The residents of Ottawa will lose forever the 10-acre Queen Juliana Park that will become the site of a 2,500-vehicle parking garage situated opposite Dow’s Lake and below the Farm escarpment where the hospital will be located. This massive development above Queen Juliana Park will result in a huge downward flow of storm water into the O-Train tunnel and Dow’s Lake, polluting the lake, the Rideau Canal and river and imperilling aquatic and other wildlife.
Quality of Life
The development will result in an additional 3,000 vehicles, seven days a week, on Prince of Wales Drive and the adjoining Preston and Carling avenues. It will significantly compromise the public’s access to and enjoyment of Commissioner’s Park and Dow’s Lake.
Additional Costs
The hospital has already asked for a municipal contribution of $150 million (no details or justification provided). Mass-transit access to the hospital will be constrained. The nearest O-Train stop will be on the north side of Carling Avenue, 450 metres (the length of four football fields) from the hospital entrance.
This would necessitate the building of an all-season bridge between the O-train station, the top of the parking garage and entrance to the hospital. The Flora Bridge at Fifth Avenue was completed several years ago at a cost of $43 million. The similar-length bridge over Carling Avenue will cost taxpayers multiples of the sum.
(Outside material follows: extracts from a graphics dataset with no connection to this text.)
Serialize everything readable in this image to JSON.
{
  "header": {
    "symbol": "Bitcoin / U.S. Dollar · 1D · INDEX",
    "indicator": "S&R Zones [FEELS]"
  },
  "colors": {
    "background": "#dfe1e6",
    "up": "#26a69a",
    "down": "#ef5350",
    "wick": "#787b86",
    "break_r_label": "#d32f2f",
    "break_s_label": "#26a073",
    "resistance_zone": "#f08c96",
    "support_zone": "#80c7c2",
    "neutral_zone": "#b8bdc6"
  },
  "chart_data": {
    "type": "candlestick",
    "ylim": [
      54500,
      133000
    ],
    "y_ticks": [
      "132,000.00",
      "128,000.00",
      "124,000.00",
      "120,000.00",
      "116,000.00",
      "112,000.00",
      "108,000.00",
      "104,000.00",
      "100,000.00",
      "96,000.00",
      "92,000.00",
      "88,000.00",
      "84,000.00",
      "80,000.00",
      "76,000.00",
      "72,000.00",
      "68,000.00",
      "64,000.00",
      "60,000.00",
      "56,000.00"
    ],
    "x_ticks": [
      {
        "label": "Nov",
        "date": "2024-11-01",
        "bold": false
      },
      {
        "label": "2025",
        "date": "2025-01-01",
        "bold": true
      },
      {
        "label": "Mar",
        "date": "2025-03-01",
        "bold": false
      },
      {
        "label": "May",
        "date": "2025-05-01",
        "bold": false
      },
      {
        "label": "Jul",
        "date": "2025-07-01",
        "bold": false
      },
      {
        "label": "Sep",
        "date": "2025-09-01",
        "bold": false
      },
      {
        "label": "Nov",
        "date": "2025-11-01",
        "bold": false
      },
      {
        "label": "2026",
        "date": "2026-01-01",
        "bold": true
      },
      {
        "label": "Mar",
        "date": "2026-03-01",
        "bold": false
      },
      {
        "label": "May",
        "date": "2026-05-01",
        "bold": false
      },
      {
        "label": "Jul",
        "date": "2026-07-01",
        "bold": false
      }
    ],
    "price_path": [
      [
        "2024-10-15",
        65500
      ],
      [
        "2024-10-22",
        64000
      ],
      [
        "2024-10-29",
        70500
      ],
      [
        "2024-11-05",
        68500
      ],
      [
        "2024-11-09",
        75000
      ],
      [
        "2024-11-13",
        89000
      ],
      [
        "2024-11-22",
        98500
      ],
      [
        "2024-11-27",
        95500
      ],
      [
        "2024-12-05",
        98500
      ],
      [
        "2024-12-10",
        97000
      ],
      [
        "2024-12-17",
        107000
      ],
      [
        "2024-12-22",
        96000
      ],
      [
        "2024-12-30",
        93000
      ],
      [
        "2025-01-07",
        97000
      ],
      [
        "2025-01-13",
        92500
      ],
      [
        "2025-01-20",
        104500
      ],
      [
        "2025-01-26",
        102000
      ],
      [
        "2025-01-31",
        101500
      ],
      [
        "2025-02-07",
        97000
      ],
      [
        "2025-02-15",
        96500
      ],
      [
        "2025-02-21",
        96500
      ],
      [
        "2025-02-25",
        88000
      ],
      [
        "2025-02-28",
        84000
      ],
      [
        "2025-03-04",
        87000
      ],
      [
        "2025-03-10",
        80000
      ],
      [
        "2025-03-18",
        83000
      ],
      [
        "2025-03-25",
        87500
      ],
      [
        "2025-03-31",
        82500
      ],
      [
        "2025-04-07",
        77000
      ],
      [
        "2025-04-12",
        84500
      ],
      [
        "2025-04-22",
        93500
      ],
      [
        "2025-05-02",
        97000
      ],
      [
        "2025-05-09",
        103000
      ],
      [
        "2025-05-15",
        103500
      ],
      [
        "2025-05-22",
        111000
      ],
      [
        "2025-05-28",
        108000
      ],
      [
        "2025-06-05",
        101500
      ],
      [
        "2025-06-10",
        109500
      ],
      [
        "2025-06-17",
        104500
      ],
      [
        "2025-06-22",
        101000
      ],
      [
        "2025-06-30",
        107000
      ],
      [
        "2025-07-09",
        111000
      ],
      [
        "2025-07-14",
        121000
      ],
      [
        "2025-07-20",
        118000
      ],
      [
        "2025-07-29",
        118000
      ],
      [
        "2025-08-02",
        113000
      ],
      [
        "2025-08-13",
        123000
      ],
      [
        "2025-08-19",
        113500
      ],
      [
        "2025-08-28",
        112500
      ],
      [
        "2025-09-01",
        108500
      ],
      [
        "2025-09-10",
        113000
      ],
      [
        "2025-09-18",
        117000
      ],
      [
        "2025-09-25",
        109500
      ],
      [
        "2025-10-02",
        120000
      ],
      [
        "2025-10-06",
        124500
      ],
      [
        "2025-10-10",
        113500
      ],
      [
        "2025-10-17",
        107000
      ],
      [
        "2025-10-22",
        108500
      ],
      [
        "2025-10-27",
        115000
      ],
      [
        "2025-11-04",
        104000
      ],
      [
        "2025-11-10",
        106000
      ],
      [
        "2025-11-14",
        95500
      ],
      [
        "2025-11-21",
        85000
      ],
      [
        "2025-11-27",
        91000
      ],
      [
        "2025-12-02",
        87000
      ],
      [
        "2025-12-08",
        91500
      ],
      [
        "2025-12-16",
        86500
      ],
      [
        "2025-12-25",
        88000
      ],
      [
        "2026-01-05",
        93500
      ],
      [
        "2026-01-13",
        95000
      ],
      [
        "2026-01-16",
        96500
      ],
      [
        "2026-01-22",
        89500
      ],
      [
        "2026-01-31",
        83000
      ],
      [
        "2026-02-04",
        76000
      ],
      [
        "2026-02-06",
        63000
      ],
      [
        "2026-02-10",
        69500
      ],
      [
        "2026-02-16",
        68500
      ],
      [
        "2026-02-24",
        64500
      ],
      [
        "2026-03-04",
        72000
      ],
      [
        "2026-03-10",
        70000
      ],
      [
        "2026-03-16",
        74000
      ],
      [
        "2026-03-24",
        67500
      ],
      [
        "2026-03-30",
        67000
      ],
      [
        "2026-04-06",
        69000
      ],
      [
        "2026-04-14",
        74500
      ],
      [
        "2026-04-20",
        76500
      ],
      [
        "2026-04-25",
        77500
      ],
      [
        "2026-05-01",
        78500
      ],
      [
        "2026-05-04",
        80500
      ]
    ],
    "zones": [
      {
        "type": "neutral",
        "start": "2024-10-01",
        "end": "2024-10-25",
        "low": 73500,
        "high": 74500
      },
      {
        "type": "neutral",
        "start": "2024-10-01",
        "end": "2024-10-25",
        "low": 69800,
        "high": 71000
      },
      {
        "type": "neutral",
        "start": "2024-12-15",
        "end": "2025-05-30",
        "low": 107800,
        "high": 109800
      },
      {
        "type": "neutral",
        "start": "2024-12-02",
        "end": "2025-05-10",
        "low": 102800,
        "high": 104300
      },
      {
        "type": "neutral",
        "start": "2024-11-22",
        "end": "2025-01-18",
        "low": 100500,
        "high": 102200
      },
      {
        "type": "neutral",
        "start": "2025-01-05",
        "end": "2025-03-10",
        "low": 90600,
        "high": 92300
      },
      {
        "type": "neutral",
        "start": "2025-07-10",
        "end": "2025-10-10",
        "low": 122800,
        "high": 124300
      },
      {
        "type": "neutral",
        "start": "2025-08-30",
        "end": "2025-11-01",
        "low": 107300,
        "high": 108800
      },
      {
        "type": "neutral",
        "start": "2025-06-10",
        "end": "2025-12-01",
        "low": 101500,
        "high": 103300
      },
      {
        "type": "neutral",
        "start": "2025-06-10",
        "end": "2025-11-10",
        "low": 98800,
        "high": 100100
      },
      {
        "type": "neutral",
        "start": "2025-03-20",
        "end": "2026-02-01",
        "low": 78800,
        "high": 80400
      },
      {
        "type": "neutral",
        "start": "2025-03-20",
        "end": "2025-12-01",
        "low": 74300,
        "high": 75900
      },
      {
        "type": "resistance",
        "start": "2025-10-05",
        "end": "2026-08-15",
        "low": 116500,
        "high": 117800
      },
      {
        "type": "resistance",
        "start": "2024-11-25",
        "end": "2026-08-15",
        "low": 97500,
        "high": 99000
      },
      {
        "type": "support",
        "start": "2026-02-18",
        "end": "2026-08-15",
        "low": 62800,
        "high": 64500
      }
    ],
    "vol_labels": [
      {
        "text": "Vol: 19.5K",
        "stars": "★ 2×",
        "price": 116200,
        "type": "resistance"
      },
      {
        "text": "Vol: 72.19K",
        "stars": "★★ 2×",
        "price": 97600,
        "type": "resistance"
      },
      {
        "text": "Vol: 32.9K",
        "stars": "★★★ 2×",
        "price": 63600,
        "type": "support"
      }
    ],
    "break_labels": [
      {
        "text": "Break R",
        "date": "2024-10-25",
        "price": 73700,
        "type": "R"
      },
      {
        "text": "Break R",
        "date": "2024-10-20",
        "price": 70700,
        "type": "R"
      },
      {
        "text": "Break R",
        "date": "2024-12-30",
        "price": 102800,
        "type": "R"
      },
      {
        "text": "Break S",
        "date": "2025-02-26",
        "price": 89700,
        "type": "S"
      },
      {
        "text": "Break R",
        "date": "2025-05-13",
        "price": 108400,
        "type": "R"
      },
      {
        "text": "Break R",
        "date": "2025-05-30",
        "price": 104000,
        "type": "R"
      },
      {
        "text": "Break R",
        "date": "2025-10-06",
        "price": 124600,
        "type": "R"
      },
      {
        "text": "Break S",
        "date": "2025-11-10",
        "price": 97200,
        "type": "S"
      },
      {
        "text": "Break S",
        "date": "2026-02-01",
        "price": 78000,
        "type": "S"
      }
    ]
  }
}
The only public response I have heard from Naqvi about these and many other criticisms of the switch of the NCC’s sensible recommendation for the TOH site is that “nothing is perfect.”
We taxpayers do not expect perfection of those we elect to represent our collective interests, but we do expect rational, evidence-based transparency and responsible conduct.
The Tunney’s Pasture site offered easy, direct access from the east-west LRT, thus reducing the demands of greatly increased automotive traffic. It entails none of the alarming environmental effects and eliminates the additional cost effects of the Farm and Park sites.
The rejection of the recommended Tunney’s Pasture site, in spite of all of the evidence in its favour, was a colossal blunder that will result in a huge cost to the public and a black mark on the records of those that facilitated it.
Greg Roger has lived in the Glebe and Centretown and takes an active interest in Ottawa civic matters.